あの時までは、私と西園寺さんしかいなかった。二人だけでいられた――。
「――ストップ」
突然指揮棒が下ろされ、入り始めたオーケストラの演奏が消える。
「ソロ、オケが入ったら、ちゃんとその音を聴いて。コンチェルトの基本だぞ」
「はい。すみません」
指揮台に向かってすぐさま頭を下げた。そしてオケのメンバーにも頭を下げる。
「じゃあ、もう一度、バイオリンの入る少し前から、小節番号――」
集中しないと。オケの音と自分の音だけを聴くんだ――。
「ストップ!」
この日何度目だろう。鋭く苛立ちが露わになった声が響き渡った。
「ここはオケとの繋がりが重要になる部分だ。君はオケの音を聴いているのか? オケとの演奏経験がないのは分かる。だからこそ、聴こうという意識を強くもたないと合うはずがない。呼吸が合わない演奏は、聴くに堪えないものになる」
「すみません……っ!」
「独奏じゃないんだ。君一人の演奏会じゃない」
50人以上の人たちの前で、激しく叱責される。
「すみません――」
頭を下げ続ける私に、厳しく冷たい宣告が言い渡された。
「君はまだ、オケと合わせる意識の準備が出来ていないようだ。

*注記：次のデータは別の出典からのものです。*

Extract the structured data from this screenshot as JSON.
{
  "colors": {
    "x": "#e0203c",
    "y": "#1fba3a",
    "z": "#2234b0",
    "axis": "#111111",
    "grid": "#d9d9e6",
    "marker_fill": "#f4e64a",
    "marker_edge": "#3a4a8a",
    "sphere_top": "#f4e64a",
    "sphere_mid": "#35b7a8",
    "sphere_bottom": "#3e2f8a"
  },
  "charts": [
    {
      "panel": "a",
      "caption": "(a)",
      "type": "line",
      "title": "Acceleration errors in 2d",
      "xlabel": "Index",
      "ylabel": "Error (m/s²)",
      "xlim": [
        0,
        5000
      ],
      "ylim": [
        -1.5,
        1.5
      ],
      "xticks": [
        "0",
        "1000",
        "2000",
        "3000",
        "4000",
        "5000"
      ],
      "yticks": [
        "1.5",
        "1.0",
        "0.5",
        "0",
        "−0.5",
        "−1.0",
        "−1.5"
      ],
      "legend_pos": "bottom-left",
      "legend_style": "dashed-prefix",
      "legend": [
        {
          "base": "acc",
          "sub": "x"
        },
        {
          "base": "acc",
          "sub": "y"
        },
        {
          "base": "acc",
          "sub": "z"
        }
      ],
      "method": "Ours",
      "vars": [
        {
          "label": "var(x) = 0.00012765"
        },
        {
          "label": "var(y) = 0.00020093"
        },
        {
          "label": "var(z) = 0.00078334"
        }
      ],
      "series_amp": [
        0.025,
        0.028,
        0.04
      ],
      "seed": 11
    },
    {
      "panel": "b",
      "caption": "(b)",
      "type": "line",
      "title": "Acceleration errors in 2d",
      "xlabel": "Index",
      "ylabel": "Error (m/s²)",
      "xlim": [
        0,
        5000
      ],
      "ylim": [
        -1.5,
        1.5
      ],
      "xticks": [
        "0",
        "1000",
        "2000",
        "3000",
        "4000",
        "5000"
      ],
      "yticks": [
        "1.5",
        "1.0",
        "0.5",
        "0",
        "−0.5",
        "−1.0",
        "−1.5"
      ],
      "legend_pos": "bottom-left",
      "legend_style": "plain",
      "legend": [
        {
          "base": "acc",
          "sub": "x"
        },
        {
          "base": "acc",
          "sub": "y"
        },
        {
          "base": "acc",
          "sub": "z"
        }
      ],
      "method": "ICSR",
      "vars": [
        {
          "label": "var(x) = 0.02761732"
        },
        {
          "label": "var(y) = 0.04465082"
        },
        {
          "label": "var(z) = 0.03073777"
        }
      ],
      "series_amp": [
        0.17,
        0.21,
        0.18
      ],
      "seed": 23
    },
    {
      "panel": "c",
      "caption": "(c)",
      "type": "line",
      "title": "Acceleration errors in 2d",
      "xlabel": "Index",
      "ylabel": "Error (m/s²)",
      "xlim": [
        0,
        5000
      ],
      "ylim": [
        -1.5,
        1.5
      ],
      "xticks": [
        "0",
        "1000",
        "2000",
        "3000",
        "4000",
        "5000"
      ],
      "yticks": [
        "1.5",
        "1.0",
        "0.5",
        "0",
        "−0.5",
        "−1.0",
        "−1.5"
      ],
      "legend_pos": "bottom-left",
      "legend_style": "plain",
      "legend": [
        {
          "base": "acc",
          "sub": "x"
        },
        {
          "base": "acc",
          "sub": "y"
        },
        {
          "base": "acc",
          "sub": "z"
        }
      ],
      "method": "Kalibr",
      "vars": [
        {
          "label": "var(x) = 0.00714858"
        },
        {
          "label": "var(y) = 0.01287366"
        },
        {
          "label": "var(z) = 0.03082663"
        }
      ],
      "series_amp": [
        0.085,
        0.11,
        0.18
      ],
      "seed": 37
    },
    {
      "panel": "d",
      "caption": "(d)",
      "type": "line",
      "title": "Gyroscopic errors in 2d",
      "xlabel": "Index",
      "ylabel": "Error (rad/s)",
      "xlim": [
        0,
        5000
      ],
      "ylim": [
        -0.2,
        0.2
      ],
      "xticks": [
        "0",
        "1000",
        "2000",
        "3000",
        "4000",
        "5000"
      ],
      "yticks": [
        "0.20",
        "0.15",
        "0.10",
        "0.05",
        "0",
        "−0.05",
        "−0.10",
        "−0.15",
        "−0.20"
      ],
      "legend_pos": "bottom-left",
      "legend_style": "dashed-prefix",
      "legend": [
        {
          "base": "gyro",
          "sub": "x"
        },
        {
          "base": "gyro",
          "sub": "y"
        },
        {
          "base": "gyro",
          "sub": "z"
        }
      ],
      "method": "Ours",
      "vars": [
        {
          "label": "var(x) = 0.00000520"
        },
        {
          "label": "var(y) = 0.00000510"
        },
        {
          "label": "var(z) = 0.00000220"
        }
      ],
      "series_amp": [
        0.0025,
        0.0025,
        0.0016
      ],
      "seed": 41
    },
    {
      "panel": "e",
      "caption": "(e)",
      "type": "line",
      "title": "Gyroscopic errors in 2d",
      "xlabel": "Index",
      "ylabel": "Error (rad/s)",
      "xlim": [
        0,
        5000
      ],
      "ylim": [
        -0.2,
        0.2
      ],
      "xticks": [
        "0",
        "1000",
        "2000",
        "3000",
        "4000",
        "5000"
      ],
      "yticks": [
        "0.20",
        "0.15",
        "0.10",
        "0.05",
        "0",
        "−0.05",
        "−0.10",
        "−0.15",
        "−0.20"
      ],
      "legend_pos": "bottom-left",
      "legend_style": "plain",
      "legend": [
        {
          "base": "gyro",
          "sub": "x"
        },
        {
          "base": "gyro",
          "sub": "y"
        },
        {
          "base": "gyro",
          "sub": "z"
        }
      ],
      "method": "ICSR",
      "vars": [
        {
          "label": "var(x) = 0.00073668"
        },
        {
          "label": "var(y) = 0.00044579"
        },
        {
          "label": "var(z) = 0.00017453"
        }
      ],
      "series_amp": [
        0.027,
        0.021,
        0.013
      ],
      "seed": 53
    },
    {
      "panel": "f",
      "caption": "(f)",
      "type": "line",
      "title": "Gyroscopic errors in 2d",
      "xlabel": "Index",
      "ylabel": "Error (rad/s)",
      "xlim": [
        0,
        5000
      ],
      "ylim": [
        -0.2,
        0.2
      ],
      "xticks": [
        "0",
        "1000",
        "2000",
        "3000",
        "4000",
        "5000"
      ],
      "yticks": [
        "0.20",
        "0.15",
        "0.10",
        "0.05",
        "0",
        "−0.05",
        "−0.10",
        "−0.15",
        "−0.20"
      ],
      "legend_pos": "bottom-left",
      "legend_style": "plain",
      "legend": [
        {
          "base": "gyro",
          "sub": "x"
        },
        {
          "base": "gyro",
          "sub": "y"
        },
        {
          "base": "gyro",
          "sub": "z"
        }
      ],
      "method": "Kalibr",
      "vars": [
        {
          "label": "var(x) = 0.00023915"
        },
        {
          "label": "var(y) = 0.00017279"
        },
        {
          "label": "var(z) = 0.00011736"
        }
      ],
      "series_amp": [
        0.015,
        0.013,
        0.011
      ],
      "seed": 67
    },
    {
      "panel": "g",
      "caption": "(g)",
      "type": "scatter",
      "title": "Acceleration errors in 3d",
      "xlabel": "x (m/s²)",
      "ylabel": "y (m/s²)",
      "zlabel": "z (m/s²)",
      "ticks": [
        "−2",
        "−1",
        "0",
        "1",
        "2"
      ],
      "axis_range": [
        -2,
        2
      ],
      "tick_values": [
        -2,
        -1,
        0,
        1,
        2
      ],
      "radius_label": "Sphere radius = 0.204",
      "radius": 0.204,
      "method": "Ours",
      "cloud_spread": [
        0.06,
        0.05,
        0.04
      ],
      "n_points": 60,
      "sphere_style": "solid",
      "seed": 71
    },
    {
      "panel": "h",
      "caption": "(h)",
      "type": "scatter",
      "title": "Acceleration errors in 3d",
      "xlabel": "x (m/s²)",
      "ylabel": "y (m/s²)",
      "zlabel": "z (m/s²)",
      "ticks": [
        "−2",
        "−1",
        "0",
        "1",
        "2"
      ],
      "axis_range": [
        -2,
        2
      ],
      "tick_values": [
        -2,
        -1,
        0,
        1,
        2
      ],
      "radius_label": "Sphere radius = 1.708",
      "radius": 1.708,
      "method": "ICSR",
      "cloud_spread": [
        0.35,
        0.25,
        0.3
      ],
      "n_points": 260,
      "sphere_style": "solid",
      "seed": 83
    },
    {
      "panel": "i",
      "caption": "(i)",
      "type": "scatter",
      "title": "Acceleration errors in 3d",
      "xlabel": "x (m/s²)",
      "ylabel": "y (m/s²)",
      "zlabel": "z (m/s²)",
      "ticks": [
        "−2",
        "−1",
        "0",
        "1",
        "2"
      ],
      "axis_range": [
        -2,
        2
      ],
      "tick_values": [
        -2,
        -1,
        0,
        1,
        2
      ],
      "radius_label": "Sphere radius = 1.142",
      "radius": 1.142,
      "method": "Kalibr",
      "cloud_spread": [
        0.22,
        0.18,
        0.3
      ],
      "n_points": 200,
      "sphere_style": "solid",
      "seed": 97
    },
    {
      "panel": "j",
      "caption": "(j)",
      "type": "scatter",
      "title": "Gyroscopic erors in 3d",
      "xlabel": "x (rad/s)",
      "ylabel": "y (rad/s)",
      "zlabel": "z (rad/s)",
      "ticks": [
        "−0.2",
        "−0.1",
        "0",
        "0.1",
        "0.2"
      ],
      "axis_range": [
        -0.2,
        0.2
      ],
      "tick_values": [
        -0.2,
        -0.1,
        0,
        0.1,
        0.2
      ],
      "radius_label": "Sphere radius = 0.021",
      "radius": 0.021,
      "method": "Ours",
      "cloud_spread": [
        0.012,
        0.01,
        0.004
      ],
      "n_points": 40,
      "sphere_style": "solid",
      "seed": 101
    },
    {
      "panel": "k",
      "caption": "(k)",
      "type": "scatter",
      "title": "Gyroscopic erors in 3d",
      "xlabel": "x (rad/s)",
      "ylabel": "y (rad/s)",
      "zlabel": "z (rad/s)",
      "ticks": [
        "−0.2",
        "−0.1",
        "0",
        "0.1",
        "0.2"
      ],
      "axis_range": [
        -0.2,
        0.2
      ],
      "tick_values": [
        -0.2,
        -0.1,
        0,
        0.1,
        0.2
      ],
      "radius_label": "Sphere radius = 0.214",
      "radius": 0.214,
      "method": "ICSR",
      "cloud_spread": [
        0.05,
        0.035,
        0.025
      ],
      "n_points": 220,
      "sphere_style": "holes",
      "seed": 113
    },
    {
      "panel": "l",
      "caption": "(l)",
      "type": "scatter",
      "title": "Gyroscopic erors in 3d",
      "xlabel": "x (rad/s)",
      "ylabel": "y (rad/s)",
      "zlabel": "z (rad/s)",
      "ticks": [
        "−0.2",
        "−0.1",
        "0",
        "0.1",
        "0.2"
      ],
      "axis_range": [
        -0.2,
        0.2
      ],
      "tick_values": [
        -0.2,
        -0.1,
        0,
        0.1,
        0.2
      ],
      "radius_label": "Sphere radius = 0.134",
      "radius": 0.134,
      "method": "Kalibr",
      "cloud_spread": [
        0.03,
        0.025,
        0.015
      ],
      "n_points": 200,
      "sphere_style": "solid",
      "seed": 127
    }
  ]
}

そんな人間はCDとでも合わせていろ。目障りだ、帰りなさい」
「すみません、私、ちゃんと――」
「聞こえなかったのか? 練習の邪魔だ」
ここにいる人間すべての冷たい視線が突き刺さる。ここに立つ資格はないと言われたのだ。
「すみません――」
重く震える足を後ろへと下げ、立ち去る。その時、第二バイオリンパートのところに座っていた奏音と目が合った。そこから視線を逸らし、舞台袖へと向かう。
舞台から逃げ出す私は、どれだけ愚かなのだろう。